Выбрать главу

   Редкие прохожие, изучение которых, теперь, было не затруднено ночной слепотой, покачивались, пошатывались, заметив незнакомое лицо, пригибались, а иногда, и скручивались, по подобию змеи, а вернее кота, в позу, трактуемую для человека в нечто схожее на невероятное смирение, которое правда соизмерялось с широко поставленными удивленными глазами и молчаливой, не выдающей никакой эмоции, и одинаковой на всех, довольно разных лицах, будто Оудел являлся для них неким чудовищем, которое все они знали с пеленок, факт существования которых здесь был маловероятным, и сносившим на их голову лишь тихий страх.

   Лица с европейской внешностью поражали своим видом, будто то и не люди были, а отщепенцы, оторванцы.  Если у «местных» были хотя бы какие-то шкуры, тончайшим образом налегающие на многослойную вшивость полусгнивших столетних тканей, изношенных до степени статуса антиквариата, то у тех не было и такого. Лишь годами небритые бороды прикрывали этот позор.

   Подходить близко никто к Хейзену и не отважился. Но более чудовищней и омерзительней сооружений, в которых жили оборванцы и редкие люди, еще не лишенные нормального облика, в перспективе, конечно же, обреченные на такого рода деградацию, надо было поискать! Такое коварство нищеты, гнилья, и это здесь - абсурда ради. Всякий, неизбалованный трущобами очевидец, такого не верил бы своим глазам. Хейзен был одним из них.  Конечно, ни Ситка, ни Джуно, ни подобные города даже куда меньшего уровня, не радовали архитектурными изысками, но не имели такого дремучего невежества обусловленного неизведанными причинам.

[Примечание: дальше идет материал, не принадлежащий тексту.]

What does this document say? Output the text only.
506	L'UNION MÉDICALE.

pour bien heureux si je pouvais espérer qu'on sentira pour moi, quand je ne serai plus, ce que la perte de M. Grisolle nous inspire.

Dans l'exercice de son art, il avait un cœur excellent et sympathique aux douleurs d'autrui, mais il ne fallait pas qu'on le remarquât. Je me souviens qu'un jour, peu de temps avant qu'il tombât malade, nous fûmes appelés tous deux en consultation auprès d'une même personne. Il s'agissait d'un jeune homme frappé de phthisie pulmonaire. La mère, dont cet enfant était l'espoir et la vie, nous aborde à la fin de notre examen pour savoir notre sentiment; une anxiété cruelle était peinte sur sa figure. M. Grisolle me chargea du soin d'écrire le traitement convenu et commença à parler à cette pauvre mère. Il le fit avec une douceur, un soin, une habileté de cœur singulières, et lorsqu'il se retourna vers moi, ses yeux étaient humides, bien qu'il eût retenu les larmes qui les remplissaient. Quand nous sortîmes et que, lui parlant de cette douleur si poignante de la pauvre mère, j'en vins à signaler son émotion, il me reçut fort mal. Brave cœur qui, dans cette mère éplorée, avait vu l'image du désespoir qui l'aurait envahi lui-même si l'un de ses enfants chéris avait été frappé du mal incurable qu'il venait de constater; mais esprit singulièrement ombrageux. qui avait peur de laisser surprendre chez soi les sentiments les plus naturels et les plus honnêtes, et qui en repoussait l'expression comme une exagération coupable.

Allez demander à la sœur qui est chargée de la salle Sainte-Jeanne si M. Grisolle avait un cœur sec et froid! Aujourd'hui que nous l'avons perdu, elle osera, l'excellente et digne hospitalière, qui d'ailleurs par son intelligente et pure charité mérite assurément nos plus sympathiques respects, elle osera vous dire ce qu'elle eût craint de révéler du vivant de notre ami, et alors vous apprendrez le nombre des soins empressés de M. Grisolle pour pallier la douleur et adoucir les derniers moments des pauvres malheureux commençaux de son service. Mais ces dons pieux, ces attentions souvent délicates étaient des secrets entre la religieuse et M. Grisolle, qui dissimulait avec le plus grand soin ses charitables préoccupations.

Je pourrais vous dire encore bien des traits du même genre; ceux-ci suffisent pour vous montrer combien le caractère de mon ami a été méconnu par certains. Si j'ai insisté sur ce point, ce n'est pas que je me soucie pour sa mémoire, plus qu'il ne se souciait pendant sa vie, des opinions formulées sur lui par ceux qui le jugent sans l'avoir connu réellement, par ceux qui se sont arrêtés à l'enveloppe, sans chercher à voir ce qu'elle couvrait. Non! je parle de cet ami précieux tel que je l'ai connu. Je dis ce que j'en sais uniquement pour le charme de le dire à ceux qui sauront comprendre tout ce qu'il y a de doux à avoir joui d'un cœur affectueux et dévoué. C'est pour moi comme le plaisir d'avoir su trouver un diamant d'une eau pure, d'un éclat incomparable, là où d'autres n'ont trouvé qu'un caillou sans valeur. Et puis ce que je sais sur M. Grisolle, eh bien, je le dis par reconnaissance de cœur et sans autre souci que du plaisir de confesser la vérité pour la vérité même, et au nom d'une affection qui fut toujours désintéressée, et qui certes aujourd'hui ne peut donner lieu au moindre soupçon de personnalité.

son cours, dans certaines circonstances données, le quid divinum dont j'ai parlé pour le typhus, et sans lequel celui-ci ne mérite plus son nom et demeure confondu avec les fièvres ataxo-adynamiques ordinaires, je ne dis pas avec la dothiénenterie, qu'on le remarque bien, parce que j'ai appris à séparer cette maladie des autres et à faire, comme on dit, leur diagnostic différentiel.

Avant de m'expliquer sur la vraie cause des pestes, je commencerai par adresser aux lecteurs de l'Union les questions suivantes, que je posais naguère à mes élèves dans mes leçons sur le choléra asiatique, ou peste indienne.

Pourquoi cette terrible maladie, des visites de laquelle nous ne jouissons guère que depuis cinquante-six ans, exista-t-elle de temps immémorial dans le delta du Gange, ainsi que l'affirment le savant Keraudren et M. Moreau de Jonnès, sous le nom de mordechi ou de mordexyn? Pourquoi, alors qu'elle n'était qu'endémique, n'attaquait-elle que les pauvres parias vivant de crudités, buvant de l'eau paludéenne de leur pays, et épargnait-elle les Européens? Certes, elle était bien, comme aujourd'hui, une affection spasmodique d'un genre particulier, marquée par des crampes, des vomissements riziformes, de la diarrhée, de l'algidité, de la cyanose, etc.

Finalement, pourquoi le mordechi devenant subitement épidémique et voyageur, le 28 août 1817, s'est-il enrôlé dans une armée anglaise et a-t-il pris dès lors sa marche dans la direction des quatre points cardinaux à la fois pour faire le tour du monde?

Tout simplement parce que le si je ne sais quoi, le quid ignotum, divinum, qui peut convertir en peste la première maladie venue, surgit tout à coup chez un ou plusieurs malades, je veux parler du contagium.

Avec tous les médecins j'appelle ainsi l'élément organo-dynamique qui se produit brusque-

    И вот - же рядом лес, и камень есть. А смотришь, смотришь, а глазу и зацепиться почти что не на что.

  Остается ждать, и закрыв глаза, спокойно спать, несмотря на то, что идешь ты вроде бы как в живую по дороге. отстраняясь и абстрагируясь. Пар от дыхания успокаивает тело, и грязный ров с нечистотами становится приятной постелью, а обувь каким-то образом кажется теплым шотландским пледом, подаренным тетушкой на двадцатилетие. Приятная боль в шее, то ли от усталости, то ли от погоды, въюгой гонимой сюда, дабы покрыть грязь белым слоем снега и наконец заявить о себе, ведь уже пора.

   Да и крутится что-то там, вдали, идущее сюда, в голую бухту, совершенно открытой к любому дуновению.  И вот, едва не упав, в конце прогулки, уже четвертой к ряду, зацепившись уставшей рукой, и едва соображая, после трехдневной бессоницы, об невидимый алтарь, встречные люди перестают казаться страшными, грубыми, а их глаза, скорбящие молча, кажутся обычными. Более двух сотен постояльцев увидели глаза Хэйзена, переживающего сильную, опоясывающую голову и покалывающую боль. Ему конечно было скучно, так как он не мог найти ответ ни на один интересующий его вопрос. Кислые лица его соратников не заставили его остаться на борту одного из «кораблей» «охотничьей эскадры». Его каюта на самом крупном из посудин не была очищена от крови, тряпья, и страданий предшествующей ночи, не вышедшей через окошко, оказавшееся закрытым.

   Именно туда он постановил отнести покусанных волками. Выпив, для заряду сил, пинту какой-то жижи, несколько разбавив ее прямо морской воды, затем, однако, чувствуя нужду в отплевывании, Хэйзен, не нашедший себе применение, и абсурдно - и места, решил спровадить вечер в компании старейшины, по крайней мере того, кто умел говорить на английском и был первым человеком из местных, и пожалуй единственным, если говорить здраво, с кем ему удалось пообщаться, хотя бы немного.

   Тот бы не покинул гостя, если бы не имел великую потребность в организации жизни в городе. Но вот уже вечерело, и краткий день, подходил к концу, и у безымянного «друга» становилось все меньше и меньше дел.

    Каким-то образом Оудел смог подловить того, среди толпы весьма схожих по виду, и таким образом заставил поговорить. И действительно, разговор удался, в отличии от аккуратного и невероятно сдержанного общения, которое было утро.

    Заседая в каком-то чулане, с одним лишь окном, поедая засоленную рыбу с деревянных дощечек, Айя - а именно так звали его, поведал о себе, и о том, почему так уныла и безмолвна жизнь в Якутате. Время от времени, в домик забегали, вечно просили и требовали. И он всегда отвечал им, совмещая роль одного из двух священников, ответственного за промысел, главного судьи и лучшего друга, верного соратника и почетного жителя. И все это Айя не говорил, все это было понятно и так, по контексту тех трех-четырех поздних часов.